I think the words we use around this are important, then, and also telling. Think back on the early days, now nearly two years ago, and the language we used. A person who referred to working from home as “quarantine” had a shaky understanding of the word.

Using “lockdown” versus “shutdown” also carried a perspective, if subtle (shutting down felt voluntary; “lockdown” likewise felt imposed on us, if necessary).

“Sheltering” was a tempting term, sort of sentimental, but it just feels temporary. We take shelter from a storm. Eventually we go back outside.

And we haven’t yet. Even as arguments erupted over the use of “normalcy” instead of the perfectly acceptable “normality,” we all know we haven’t reached it. We don’t scrub our packages anymore, or sing a song under our breath as we wash our hands a million times, but this isn’t normal, whatever it’s called.

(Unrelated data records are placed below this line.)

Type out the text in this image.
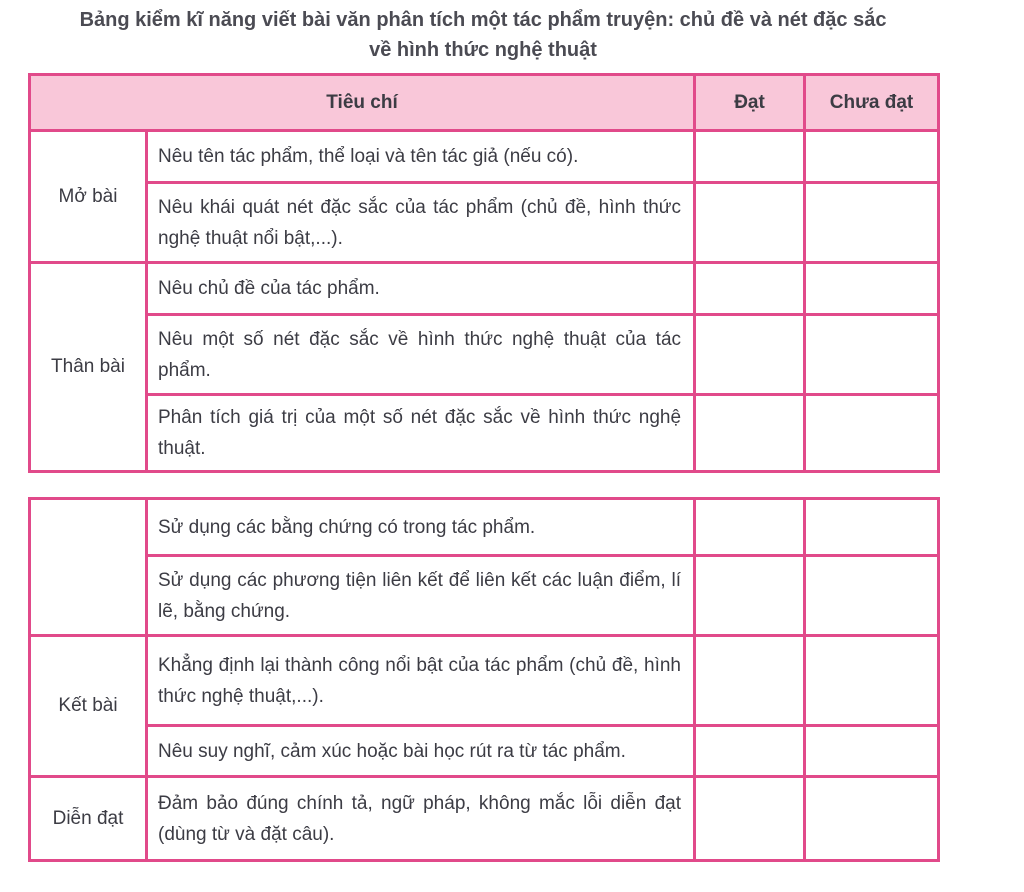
Bảng kiểm kĩ năng viết bài văn phân tích một tác phẩm truyện: chủ đề và nét đặc sắc
về hình thức nghệ thuật
Tiêu chí		Đạt	Chưa đạt
Mở bài	Nêu tên tác phẩm, thể loại và tên tác giả (nếu có).		
	Nêu khái quát nét đặc sắc của tác phẩm (chủ đề, hình thức nghệ thuật nổi bật,...).		
Thân bài	Nêu chủ đề của tác phẩm.		
	Nêu một số nét đặc sắc về hình thức nghệ thuật của tác phẩm.		
	Phân tích giá trị của một số nét đặc sắc về hình thức nghệ thuật.		
	Sử dụng các bằng chứng có trong tác phẩm.		
	Sử dụng các phương tiện liên kết để liên kết các luận điểm, lí lẽ, bằng chứng.		
Kết bài	Khẳng định lại thành công nổi bật của tác phẩm (chủ đề, hình thức nghệ thuật,...).		
	Nêu suy nghĩ, cảm xúc hoặc bài học rút ra từ tác phẩm.		
Diễn đạt	Đảm bảo đúng chính tả, ngữ pháp, không mắc lỗi diễn đạt (dùng từ và đặt câu).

People referred to the economic crisis of the 1930s as “depression” while it was happening (Herbert Hoover often used it himself), but the capitalized term “Great Depression,” first used in 1934, didn’t become normalized until after World War II.

Which was just called “the war,” as all wars are. As much as I believe, to paraphrase George Orwell, that it usually takes constant, unrelenting effort to see what’s right in front of us, I also think that it just takes time for us to figure out what to call it.

The capitalization will work itself out.